The initial evaluation of SBB should include a detailed history and physical examination, followed by appropriate diagnostic evaluations. In cases of high suspicion of small bowel bleeding, as was in our case after 2 negative EGDs and colonoscopies, the next appropriate diagnostic step depends on several factors, one of which is the assessment of the patient’s haemodynamic status. If the patient is haemodynamically unstable, computed tomography with angiography (CTA) should be the next step, with high accuracy (90%) in the detection of acute GI bleeding [14]. Standard angiography has its limitations, one of which is the rate of bleeding, which must be ≥ 0.5 ml/min for active bleeding to be detected [15]. If GIST is encountered at endoscopy, its typical feature is a well-delineated ball-like mass arising subepithelially [16]. Endoscopy may be followed by endoscopic ultrasound (EUS), if anatomically accessible, to assess the extraluminal extent of the mass. In cases of malignant GISTs, features suggestive of malignancy on EUS include irregular margins, lobularity, and enlarged lymph nodes [17].

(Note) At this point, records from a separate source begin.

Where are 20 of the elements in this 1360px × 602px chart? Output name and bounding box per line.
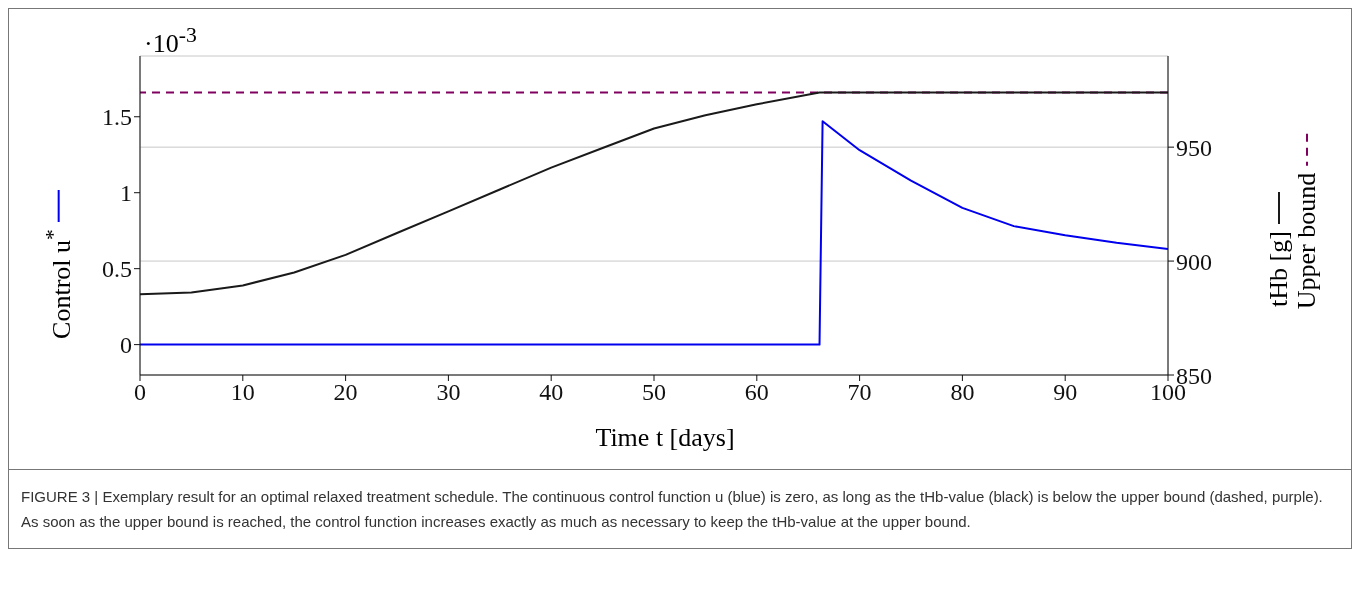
y-tick-label: 0.5 bbox=[102, 256, 132, 283]
x-tick-label: 10 bbox=[230, 379, 255, 406]
y2-tick-label: 900 bbox=[1176, 248, 1212, 275]
x-tick-label: 50 bbox=[642, 379, 666, 406]
y2-axis-title: tHb [g] bbox=[1264, 231, 1293, 307]
x-tick-label: 80 bbox=[950, 379, 975, 406]
x-tick-label: 70 bbox=[847, 379, 872, 406]
y-tick-label: 0 bbox=[120, 332, 132, 359]
y-tick-label: 1 bbox=[120, 180, 132, 207]
y-tick-label: 1.5 bbox=[102, 104, 132, 131]
x-tick-label: 60 bbox=[744, 379, 769, 406]
x-tick-label: 20 bbox=[333, 379, 358, 406]
y2-tick-label: 950 bbox=[1176, 134, 1212, 161]
x-axis-title: Time t [days] bbox=[595, 423, 735, 452]
x-tick-label: 90 bbox=[1053, 379, 1078, 406]
x-tick-label: 30 bbox=[436, 379, 461, 406]
annotation: ·10$^{-3}$ bbox=[144, 23, 197, 58]
legend-label: Upper bound bbox=[1292, 172, 1321, 310]
x-tick-label: 40 bbox=[539, 379, 564, 406]
caption: FIGURE 3 | Exemplary result for an optimal relaxed treatment schedule. The continuous control function u (blue) is zero, as long as the tHb-value (black) is below the upper bound (dashed, purple). As soon as the upper bound is reached, the control function increases exactly as much as necessary to keep the tHb-value at the upper bound. bbox=[21, 488, 1323, 530]
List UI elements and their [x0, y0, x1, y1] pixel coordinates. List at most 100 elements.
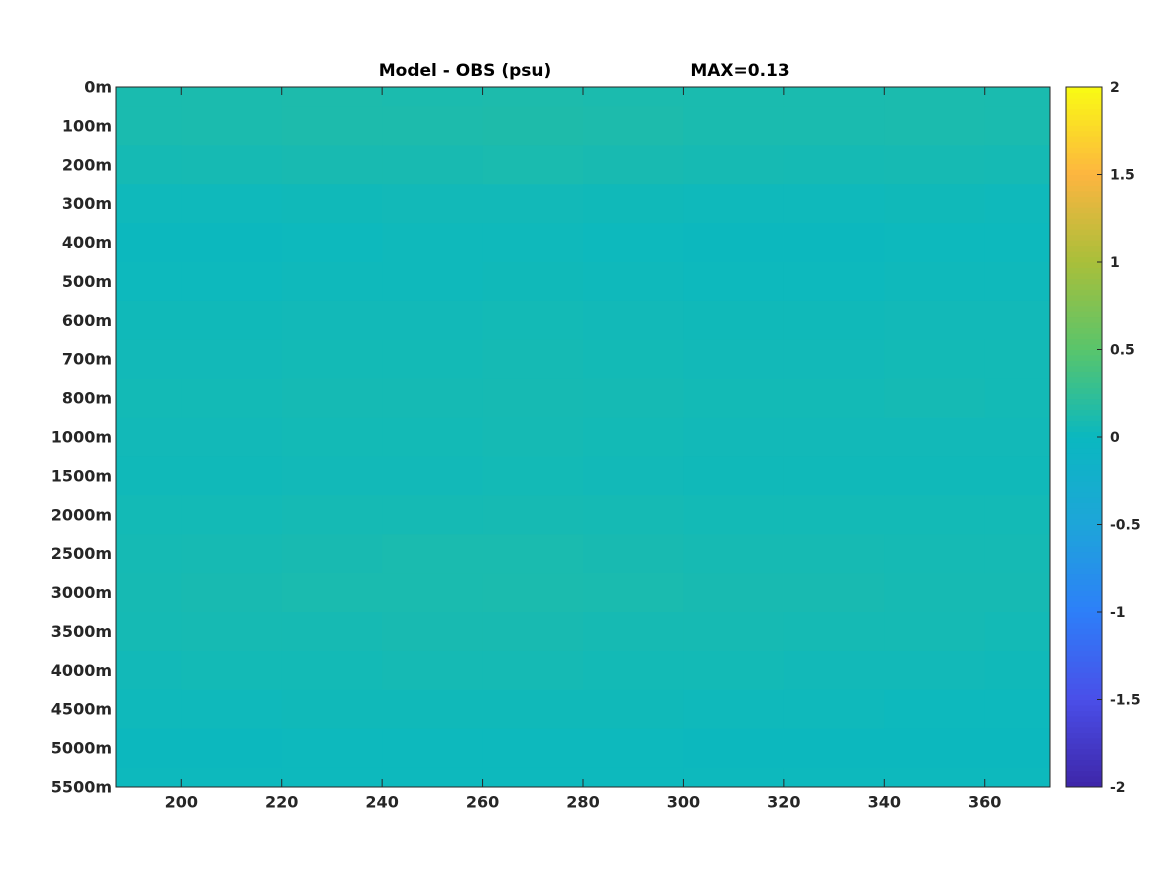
heatmap-cell — [482, 456, 584, 496]
colorbar-tick-label: 0.5 — [1110, 343, 1135, 359]
heatmap-cell — [482, 87, 584, 107]
colorbar-swatch — [1066, 628, 1102, 635]
heatmap-cell — [281, 456, 383, 496]
colorbar-swatch — [1066, 327, 1102, 334]
colorbar-swatch — [1066, 754, 1102, 761]
heatmap-cell — [281, 534, 383, 574]
heatmap-cell — [583, 417, 684, 457]
heatmap-cell — [984, 417, 1050, 457]
heatmap-cell — [984, 262, 1050, 302]
heatmap-cell — [181, 650, 283, 691]
heatmap-cell — [382, 378, 484, 419]
heatmap-cell — [583, 262, 684, 302]
colorbar-tick-label: 0 — [1110, 430, 1120, 446]
heatmap-cell — [783, 612, 885, 652]
colorbar-swatch — [1066, 612, 1102, 618]
colorbar-swatch — [1066, 513, 1102, 520]
heatmap-cell — [783, 106, 885, 146]
colorbar-swatch — [1066, 562, 1102, 569]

The treatment of GIST depends on several factors. Before any therapeutic intervention, evaluation with EUS or CT must be performed for disease staging. If found at an early stage without metastasis, endoscopic resection provides a minimally invasive, effective, and safe treatment. In cases of small (< 20 mm) GISTs, endoscopic resection by means of endoscopic full-thickness resection (EFTR) may be appropriate. Guo et al. reported a 100% complete resection rate with EFTR in a case series of 23 gastric GIST lesions [18]. He et al. reported in a cohort of 31 patients that endoscopic submucosal dissection (ESD) was feasible and safe even in large oesophageal and gastric GISTs (measuring 2–5 cm) [19]. Because the tumour in our case was in the distal jejunum, we decided to refer the patient for surgery. The definitive treatment for GISTs remains surgery, whereas in cases of unresectable or metastatic disease, imatinib is the first-line therapy [20].
This case highlights the importance of considering small bowel gastrointestinal stromal tumours as the cause of obscure overt massive GI bleeding, and it favours CTA as the method of choice in achieving the correct diagnosis.